En réalité, ils ont eu très tôt des problèmes matériels et affectifs, mais les problèmes affectifs sont passés au second plan pendant une bonne partie de leur vie, ayant à gérer tant de problèmes matériels.

Nous avons été victimes de leurs manques, et finalement, si tu nous prends les uns après les autres, on a tous des séquelles plus ou moins flagrantes !

 

Oui. Aujourd’hui en fait, on essaie de régler nos problèmes, ceux qu’on a rencontrés dès notre naissance et ceux qui se sont rajoutés par la suite, plus ceux de nos parents que l’on trimballe malgré nous. Ça fait lourd ! Car « la vie n’est pas un long fleuve tranquille ». Mais le positif dans tout cela, c’est que si on souffre autant psychologiquement, c’est aussi qu’on rencontre moins de problèmes matériels, même s’ils existent, que d’autres.

 

 

 

 

 

II

Enfances et familles

 

 

 

Patrick : ma première naissance, le 29 mars 1955

 

J’arrive au monde le 29 mars 1955 à 16 h 30 (heure de la sortie des classes !) à Sfax, en Tunisie.

Aucun souvenir de ma première enfance en Tunisie ou très flou. Je n’ai rien gardé officiellement de notre histoire, ça devait être trop lourd, je cherchais inconsciemment à me protéger.

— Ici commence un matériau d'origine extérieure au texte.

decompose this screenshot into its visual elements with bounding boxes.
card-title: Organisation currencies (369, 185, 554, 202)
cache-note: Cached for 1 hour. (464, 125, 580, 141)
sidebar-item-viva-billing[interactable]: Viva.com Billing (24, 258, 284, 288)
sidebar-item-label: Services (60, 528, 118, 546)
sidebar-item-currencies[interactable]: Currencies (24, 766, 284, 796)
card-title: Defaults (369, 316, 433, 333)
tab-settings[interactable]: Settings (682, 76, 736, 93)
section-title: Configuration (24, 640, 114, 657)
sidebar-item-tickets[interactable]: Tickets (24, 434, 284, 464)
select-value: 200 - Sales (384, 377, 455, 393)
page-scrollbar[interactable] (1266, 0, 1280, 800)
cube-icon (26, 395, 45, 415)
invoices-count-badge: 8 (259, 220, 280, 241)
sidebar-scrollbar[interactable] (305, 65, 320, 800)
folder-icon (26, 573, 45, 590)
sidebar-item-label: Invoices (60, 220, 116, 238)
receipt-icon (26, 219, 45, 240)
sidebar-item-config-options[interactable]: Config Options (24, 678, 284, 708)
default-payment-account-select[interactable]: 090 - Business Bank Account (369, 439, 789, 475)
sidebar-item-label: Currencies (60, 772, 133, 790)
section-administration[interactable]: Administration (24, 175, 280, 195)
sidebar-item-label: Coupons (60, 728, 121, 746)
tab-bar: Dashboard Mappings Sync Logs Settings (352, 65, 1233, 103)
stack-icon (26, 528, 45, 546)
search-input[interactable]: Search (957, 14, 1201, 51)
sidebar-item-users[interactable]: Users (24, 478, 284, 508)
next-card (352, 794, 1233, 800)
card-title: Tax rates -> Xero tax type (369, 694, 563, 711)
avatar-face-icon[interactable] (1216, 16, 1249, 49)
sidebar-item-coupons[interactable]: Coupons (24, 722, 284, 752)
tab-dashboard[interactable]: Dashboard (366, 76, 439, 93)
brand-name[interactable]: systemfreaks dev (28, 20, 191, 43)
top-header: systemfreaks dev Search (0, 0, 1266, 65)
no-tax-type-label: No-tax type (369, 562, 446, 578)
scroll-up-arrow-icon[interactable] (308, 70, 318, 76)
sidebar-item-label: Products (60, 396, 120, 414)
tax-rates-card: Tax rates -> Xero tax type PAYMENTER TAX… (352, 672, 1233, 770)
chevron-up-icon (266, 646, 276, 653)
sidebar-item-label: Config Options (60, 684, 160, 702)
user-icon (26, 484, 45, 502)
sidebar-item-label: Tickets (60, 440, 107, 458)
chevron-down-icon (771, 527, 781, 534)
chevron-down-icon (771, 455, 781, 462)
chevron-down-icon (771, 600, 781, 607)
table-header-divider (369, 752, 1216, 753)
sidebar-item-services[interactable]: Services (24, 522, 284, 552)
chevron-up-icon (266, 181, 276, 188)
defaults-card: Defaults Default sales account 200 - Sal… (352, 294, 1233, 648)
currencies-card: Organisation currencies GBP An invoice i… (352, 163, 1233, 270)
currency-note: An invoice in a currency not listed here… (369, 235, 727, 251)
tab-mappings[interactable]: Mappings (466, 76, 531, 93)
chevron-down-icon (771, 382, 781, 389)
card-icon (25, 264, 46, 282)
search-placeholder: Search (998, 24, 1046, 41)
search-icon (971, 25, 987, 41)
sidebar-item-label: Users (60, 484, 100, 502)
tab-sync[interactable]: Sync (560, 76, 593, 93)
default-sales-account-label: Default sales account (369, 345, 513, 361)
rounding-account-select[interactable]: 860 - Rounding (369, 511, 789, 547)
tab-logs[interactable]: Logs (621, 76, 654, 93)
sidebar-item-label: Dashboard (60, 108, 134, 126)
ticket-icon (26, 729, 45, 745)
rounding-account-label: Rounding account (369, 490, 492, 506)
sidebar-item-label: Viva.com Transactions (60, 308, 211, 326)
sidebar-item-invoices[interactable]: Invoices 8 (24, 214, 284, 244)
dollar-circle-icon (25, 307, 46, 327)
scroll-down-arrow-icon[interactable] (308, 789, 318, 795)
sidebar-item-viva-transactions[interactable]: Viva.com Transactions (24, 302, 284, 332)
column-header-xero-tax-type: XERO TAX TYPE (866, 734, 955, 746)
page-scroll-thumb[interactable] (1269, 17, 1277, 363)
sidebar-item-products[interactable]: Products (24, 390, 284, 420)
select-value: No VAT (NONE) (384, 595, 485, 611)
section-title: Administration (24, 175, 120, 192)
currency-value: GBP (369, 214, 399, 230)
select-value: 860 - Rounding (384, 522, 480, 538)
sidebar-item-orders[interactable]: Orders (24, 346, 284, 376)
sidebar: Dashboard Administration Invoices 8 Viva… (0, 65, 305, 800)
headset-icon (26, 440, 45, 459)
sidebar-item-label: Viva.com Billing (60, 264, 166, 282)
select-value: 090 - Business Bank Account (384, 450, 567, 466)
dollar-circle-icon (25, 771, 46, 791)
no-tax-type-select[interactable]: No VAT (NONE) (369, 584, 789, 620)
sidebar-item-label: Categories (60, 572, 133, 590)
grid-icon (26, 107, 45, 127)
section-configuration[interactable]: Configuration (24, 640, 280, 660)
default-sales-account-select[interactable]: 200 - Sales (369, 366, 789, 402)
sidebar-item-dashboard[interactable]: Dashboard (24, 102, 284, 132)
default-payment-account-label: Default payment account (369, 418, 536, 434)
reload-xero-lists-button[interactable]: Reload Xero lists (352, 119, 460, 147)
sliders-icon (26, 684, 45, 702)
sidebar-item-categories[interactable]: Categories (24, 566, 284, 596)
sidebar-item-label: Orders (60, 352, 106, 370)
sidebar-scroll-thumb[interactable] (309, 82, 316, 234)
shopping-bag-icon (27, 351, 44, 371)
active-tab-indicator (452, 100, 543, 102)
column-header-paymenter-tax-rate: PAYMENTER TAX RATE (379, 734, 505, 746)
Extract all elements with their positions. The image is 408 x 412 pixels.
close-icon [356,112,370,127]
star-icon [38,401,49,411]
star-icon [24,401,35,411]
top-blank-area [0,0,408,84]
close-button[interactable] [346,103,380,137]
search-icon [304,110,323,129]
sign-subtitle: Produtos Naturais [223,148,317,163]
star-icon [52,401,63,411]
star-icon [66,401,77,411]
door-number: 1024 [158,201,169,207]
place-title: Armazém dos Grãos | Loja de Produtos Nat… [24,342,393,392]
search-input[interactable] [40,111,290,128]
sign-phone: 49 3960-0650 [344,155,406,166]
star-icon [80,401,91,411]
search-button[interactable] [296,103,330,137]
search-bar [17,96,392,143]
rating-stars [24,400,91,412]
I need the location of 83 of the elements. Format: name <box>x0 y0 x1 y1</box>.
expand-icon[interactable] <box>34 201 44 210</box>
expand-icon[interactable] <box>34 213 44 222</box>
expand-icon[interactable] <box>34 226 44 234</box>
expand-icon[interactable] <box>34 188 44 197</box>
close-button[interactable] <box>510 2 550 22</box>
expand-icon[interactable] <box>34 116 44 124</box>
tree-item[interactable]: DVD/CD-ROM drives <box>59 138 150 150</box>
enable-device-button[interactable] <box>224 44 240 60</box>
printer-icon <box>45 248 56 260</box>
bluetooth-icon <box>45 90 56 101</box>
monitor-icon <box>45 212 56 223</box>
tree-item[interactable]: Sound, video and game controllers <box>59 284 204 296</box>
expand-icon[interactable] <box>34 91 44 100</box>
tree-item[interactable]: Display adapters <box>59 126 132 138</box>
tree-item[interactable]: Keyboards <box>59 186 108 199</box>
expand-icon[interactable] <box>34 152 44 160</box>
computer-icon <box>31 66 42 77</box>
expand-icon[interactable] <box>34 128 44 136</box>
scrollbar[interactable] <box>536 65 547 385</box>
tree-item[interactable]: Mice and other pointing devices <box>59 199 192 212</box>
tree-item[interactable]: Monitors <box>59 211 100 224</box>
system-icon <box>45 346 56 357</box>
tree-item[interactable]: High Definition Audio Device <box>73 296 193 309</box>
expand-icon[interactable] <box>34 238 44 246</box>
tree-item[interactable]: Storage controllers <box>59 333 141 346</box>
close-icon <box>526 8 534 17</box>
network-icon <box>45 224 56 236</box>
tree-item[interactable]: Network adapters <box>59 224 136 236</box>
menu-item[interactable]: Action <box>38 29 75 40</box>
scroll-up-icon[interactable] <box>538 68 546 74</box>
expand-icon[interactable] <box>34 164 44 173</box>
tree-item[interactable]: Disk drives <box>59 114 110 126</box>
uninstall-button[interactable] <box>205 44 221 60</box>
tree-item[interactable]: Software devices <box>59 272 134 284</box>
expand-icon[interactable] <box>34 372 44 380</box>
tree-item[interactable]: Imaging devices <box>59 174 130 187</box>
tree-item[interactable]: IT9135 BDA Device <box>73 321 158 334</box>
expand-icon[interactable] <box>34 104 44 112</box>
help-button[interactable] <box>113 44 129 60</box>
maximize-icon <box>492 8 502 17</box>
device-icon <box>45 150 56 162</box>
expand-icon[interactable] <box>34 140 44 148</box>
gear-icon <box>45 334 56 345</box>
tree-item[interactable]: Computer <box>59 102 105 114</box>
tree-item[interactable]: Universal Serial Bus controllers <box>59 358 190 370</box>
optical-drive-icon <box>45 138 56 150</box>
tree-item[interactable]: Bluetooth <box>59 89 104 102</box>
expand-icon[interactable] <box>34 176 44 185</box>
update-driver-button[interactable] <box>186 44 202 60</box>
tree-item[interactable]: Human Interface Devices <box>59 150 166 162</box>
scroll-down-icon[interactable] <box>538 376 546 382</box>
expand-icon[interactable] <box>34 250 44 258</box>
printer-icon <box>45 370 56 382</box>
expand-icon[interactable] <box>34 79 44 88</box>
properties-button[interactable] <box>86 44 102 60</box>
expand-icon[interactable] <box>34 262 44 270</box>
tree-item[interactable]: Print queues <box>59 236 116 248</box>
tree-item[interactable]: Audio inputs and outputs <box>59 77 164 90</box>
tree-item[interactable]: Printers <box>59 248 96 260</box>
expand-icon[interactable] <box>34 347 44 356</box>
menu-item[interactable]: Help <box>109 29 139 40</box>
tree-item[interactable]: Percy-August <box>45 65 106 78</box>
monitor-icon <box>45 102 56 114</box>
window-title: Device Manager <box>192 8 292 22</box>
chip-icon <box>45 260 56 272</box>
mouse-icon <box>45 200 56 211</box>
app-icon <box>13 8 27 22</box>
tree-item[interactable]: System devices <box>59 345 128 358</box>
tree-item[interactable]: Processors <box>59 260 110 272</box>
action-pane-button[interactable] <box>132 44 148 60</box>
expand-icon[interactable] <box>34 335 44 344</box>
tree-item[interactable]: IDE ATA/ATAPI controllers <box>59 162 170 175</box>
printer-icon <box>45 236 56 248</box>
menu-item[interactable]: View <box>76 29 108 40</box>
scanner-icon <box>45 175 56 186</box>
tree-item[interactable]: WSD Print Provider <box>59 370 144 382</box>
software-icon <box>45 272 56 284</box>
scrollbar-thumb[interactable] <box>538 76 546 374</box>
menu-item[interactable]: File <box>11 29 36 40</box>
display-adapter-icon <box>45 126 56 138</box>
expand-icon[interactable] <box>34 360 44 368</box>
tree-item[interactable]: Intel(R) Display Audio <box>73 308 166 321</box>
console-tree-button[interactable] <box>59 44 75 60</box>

Si, peut être un souvenir de cette période, un souvenir que ma mère m’a rapporté très souvent. Elle me prenait dans ses bras, pleurait debout, assise en marchant en courant, mais elle pleurait.

À ma naissance, je ne faisais pas pipi. Personne ne savait pourquoi. Les médecins ne savaient pas quoi faire ! Grande panique. Tout le monde était en alerte. Ma mère croyait me perdre. (Déjà, la tragédie !)

Chacun venait avec ses tours de magie, pour me débloquer : ouvrir les tiroirs de toutes les commodes de la maison ; des bains avec du sel ; des prières, beaucoup de prières. Et ma mère qui me portait dans ses bras en pleurant.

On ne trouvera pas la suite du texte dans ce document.